12 giorni a Natale – Trama
Il Grinch (Alessandro Gassman) è un burbero essere irsuto che trascorre le giornate isolato nel ventre di un’aspra montagna. L’unico compagno della sua vita è il fedele e servizievole cane Max, per il resto i suoi vuoti sociali sono colmati da un consumo alimentare patologicamente emotivo e dalla continua riproduzione della canzone All By Myself di Celine Dion. Proprio a causa degli eccessi gastronomici, il verde personaggio si trova a dover infrangere la sua vita eremitica per scendere alla vicina città di Chistaqua e recuperare scorte per l’inverno
Nel farlo deve però fronteggiare le intollerabili e chiassose celebrazioni natalizie, l’irritante cortesia degli abitanti del paese e la loro stomachevole allegria. Proprio questo eccesso di sentimenti positivi finisce con il fare definitivamente leva sull’istinto antisociale e burbero del Grinch, il quale decide di annichilire l’entusiastico buon umore dei suoi concittadini rubando il Natale.
Natale allo zenzero – Atmosfera
È importante affrontare l’elefante nella stanza ed esplicitare subito un particolare: questo Grinch non è particolarmente “seussiano”, è piuttosto un incrocio tra Gru di Cattivissimo Me e l’impacciata Bridget Jones. L’ingombrante presenza della casa di produzione Illumination Entertainment (Cattivissimo Me, Minions) adombra completamente le bizzarre deviazioni del caro dottore, il quale, tanto poliedrico da riuscire a destreggiarsi sia con la pornografia che con l’editoria infantile, era solito impepare le sue trame con sottotoni cupi e inquietanti.

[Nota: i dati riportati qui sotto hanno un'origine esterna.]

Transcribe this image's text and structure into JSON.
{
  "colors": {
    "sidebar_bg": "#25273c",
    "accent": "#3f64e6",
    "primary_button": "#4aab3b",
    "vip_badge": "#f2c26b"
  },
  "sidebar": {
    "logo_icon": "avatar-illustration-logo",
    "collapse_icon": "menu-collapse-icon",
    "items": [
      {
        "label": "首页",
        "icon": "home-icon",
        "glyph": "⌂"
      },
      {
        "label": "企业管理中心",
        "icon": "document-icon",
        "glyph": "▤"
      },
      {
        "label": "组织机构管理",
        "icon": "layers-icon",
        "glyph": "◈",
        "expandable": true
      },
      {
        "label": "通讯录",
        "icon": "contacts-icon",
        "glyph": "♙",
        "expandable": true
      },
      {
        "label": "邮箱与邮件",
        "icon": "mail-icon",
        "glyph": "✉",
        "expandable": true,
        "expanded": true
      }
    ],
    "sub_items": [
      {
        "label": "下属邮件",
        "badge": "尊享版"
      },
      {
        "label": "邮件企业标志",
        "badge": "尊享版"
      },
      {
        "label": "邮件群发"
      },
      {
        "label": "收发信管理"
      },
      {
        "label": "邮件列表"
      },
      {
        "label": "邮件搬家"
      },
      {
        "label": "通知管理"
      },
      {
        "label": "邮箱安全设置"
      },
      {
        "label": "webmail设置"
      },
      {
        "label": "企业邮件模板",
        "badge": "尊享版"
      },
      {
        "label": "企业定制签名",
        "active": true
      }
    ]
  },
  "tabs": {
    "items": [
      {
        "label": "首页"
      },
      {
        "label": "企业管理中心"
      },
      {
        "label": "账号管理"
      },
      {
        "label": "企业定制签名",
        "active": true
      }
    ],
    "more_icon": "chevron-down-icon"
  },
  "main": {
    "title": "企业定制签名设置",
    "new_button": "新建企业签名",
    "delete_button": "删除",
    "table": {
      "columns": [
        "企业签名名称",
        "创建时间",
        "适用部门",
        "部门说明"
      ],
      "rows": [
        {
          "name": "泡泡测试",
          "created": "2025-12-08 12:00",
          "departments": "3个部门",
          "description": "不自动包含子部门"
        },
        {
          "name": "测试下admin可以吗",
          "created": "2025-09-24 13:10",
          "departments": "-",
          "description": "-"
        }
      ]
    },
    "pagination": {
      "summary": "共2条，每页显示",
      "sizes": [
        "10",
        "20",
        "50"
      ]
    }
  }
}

La pellicola viene introdotta da un corto dedicato ai pluribrandizzati Minions, palesando a velocità disarmante la sua natura di blockbuster che mira ad appagare tutta la famiglia. Esistono tuttavia delle occasionali eccezioni in cui il film cerca di forzare i limiti minimi imposti dal mercato, barlumi di eccellenza che sembrerebbero voler valicare l’obiettivo del mero intrattenimento per ambire a traguardi più alti. A mostrare un potenziale innegabile è soprattutto la colonna sonora, squisitamente reminiscente del capolavoro che fu Nightmare Before Christmas e non per nulla affidata – forse furbescamente – proprio ai talenti compositivi del celeberrimo Danny Elfman. Anche la direzione artistica dimostra di avere un certo numero di assi nella manica: l’inizio è forte e roboante, vivo fino ai minimi dettagli, totalmente immersivo. Flora e fauna onirici aprono la scena, poi ci si sposta tra le altrettanto bizzarre e pittoresche abitazioni di Chistaqua, squisite nella loro meccanica e colorata complessità, quasi si trattasse di pezzi di un carillon. Sfortunatamente l’ispirazione lascia velocemente il passo a un design meno audace e poetico, a scelte registiche e fotografiche amaramente funzionali che impallidiscono al confronto con i fugaci attimi iniziali.
Bianco Natale – Conclusioni
Il Grinch è una rilettura per bambini di un cartone animato per bambini ispirato a un racconto per bambini. È un film pressoché innocuo, non aggiunge nulla di significativo all’arco narrativo del protagonista, anzi lo sconvolge per allinearsi ai gusti del mercato contemporaneo. Sostenuto da gag simpatiche e da un brillante staff di animatori, Il Grinch non entrerà certamente nella storia del cinema, ma si rivela nondimeno uno svago gradevole, capace di strappare qualche risata e di piacere a grandi e bambini.